The amyloid Aß peptide is deposited in at least two distinct locations in AD brain:  Parenchymal plaques and vascular amyloid deposits in the wall of arterioles, where it is associated with vascular smooth muscle cell degeneration and stroke (Congophilic amyloid angiopathy, CAA).  While CAA is commonly found in AD brain, some human mutations within the Aß domain of the amyloid precursor protein (APP) cause CAA and stroke, rather than AD indicating that these diseases can occur independently. Using a conformation-dependent monoclonal antibody, M31, we have discovered a structurally unique type of Abeta deposit that is specifically associated with vessels.  This shows that a subset of the vascular amyloid is conformationally unique and raises the hypothesis that it may be associated with a unique type of pathogenesis.  The goal of this proposal is to examine the relationship of this unique vascular amyloid to AD and CAA pathogenesis and obtain preliminary data to support an NIH application with more mechanistic and translational aims.  The results of this study may lead to the development of immunological strategies to therapeutically target CAA and image its accumulation in human brain, allowing the pre-mortem diagnosis of vascular amyloidosis and the stratification of patients for human clinical trials for both AD and CAA.  

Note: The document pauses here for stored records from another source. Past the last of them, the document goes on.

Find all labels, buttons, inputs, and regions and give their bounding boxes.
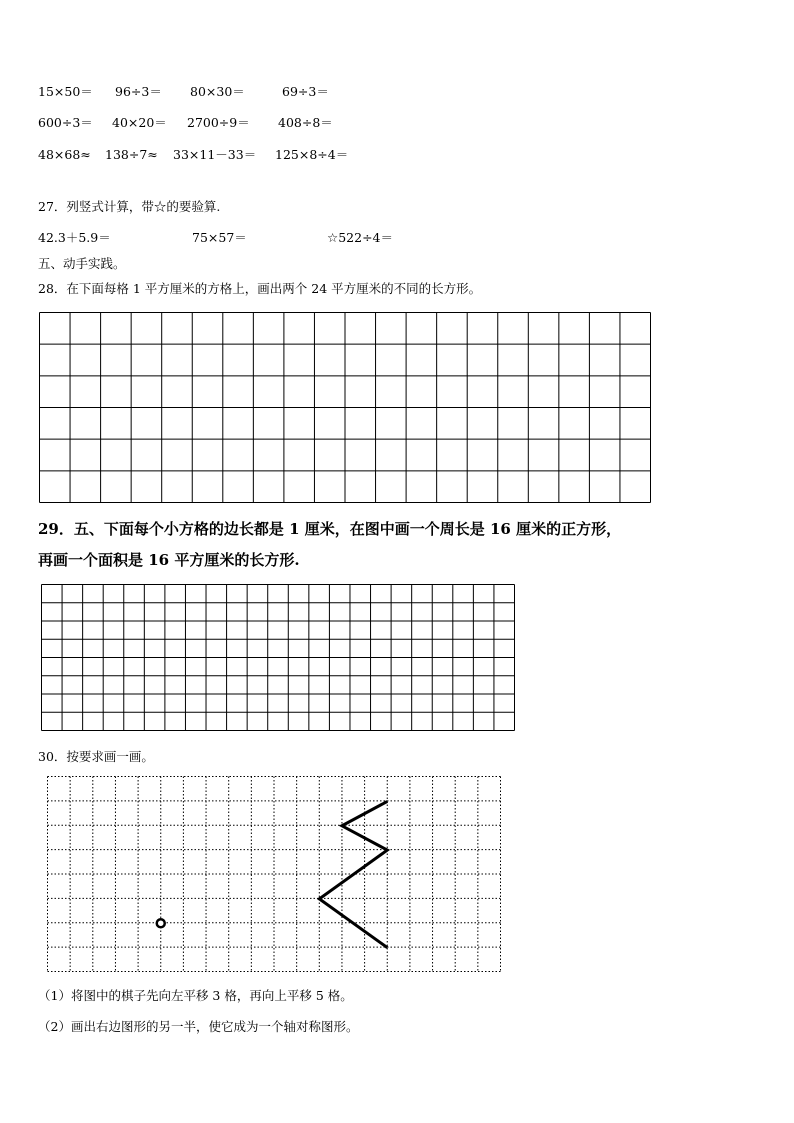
q30-zigzag-figure: [319, 801, 387, 947]
arith-1-4: 69÷3＝: [282, 84, 329, 99]
arith-1-3: 80×30＝: [190, 84, 245, 99]
section-heading: 五、动手实践。: [38, 256, 126, 271]
q30-prompt: 30．按要求画一画。: [38, 749, 154, 764]
q30-chess-piece: [157, 919, 165, 927]
q27-item-3: ☆522÷4＝: [327, 230, 393, 245]
q27-item-1: 42.3＋5.9＝: [38, 230, 111, 245]
arith-2-3: 2700÷9＝: [187, 115, 250, 130]
arith-2-4: 408÷8＝: [278, 115, 333, 130]
q28-prompt: 28．在下面每格 1 平方厘米的方格上，画出两个 24 平方厘米的不同的长方形。: [38, 281, 482, 296]
q30-sub2: （2）画出右边图形的另一半，使它成为一个轴对称图形。: [38, 1019, 359, 1034]
q30-sub1: （1）将图中的棋子先向左平移 3 格，再向上平移 5 格。: [38, 988, 353, 1003]
q27-prompt: 27．列竖式计算，带☆的要验算.: [38, 199, 221, 214]
arith-2-1: 600÷3＝: [38, 115, 93, 130]
arith-3-3: 33×11－33＝: [173, 147, 257, 162]
q27-item-2: 75×57＝: [192, 230, 247, 245]
arith-1-1: 15×50＝: [38, 84, 93, 99]
q29-prompt-line2: 再画一个面积是 16 平方厘米的长方形.: [38, 551, 300, 569]
arith-1-2: 96÷3＝: [115, 84, 162, 99]
arith-3-1: 48×68≈: [38, 147, 91, 162]
arith-3-2: 138÷7≈: [105, 147, 158, 162]
q29-prompt-line1: 29．五、下面每个小方格的边长都是 1 厘米，在图中画一个周长是 16 厘米的正方形，: [38, 520, 622, 538]
arith-3-4: 125×8÷4＝: [275, 147, 349, 162]
arith-2-2: 40×20＝: [112, 115, 167, 130]
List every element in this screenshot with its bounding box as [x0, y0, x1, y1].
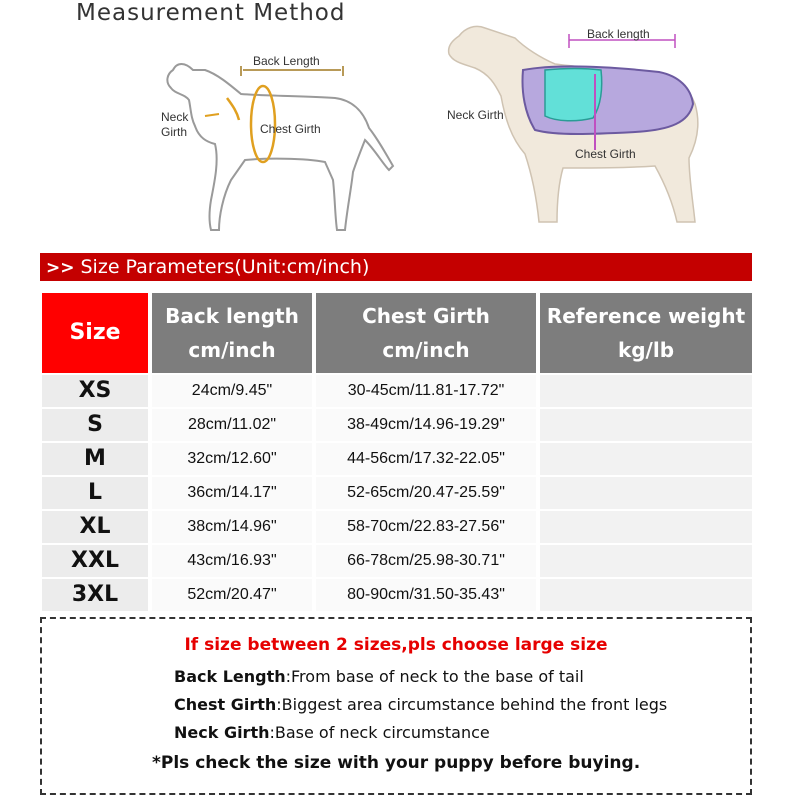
banner-text: Size Parameters(Unit:cm/inch) — [80, 256, 370, 278]
table-row — [40, 511, 753, 543]
back-length-cell: 38cm/14.96" — [152, 511, 312, 543]
back-length-cell: 36cm/14.17" — [152, 477, 312, 509]
header-chest-girth: Chest Girth cm/inch — [316, 293, 536, 373]
back-length-cell: 28cm/11.02" — [152, 409, 312, 441]
size-cell: S — [42, 409, 148, 441]
check-size-note: *Pls check the size with your puppy before buying. — [152, 753, 641, 773]
header-back-length: Back length cm/inch — [152, 293, 312, 373]
table-row — [40, 375, 753, 407]
size-parameters-banner — [40, 253, 752, 281]
header-reference-weight: Reference weight kg/lb — [540, 293, 752, 373]
table-row — [40, 477, 753, 509]
header-size: Size — [42, 293, 148, 373]
weight-cell — [540, 375, 752, 407]
back-length-label-right: Back length — [587, 27, 650, 41]
neck-girth-note: Neck Girth:Base of neck circumstance — [174, 723, 490, 742]
back-length-note: Back Length:From base of neck to the base of tail — [174, 667, 584, 686]
chest-girth-cell: 52-65cm/20.47-25.59" — [316, 477, 536, 509]
chest-girth-note: Chest Girth:Biggest area circumstance behind the front legs — [174, 695, 668, 714]
size-cell: XL — [42, 511, 148, 543]
double-arrow-icon: >> — [46, 258, 75, 278]
weight-cell — [540, 409, 752, 441]
weight-cell — [540, 511, 752, 543]
chest-girth-label: Chest Girth — [260, 122, 321, 136]
dog-outline-illustration — [155, 40, 405, 240]
page-title: Measurement Method — [76, 0, 346, 26]
size-cell: M — [42, 443, 148, 475]
size-warning: If size between 2 sizes,pls choose large size — [184, 635, 608, 655]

Sleep and tauopathies: Effect of an anti-tau antibody

Funding year(s): 
2013
Funding to date: 
$100,000

In neurodegenerative diseases known as the tauopathies (e.g. progressive supranuclear palsy, Alzheimer disease), there is progressive degeneration of specific brain regions that account for the symptoms and signs of each disease.  Accumulation of aggregated forms of the protein tau in structures known as neurofibrillary tangles and dystrophic neurites in these brain regions correlates well with functional decline in cognition, motor, and other functions. Cell to cell transmission of tau aggregates leading to brain dysfunction is one hypothesis which may account for spread of pathology and progressive brain dysfunction.  Our recent data, now “in press”, showing the effectiveness of certain anti-tau antibodies as a potential therapy, supports this hypothesis. One difficulty in assessing the effects of therapies for neurodegeneration in animals is the lack of a strong, quantifiable, physiologically relevant phenotype.  Here, we seek to further characterize preliminary findings that a mouse model of tauopathy (P301S Tau Tg mice) develops both decreased NREM sleep as well as a marked decline in delta power during non-REM (NREM) sleep.  In addition, we will determine whether an anti-tau antibody, HJ8.5, that we have found to strongly decrease tau pathology, will prevent this sleep phenotype when administered peripherally.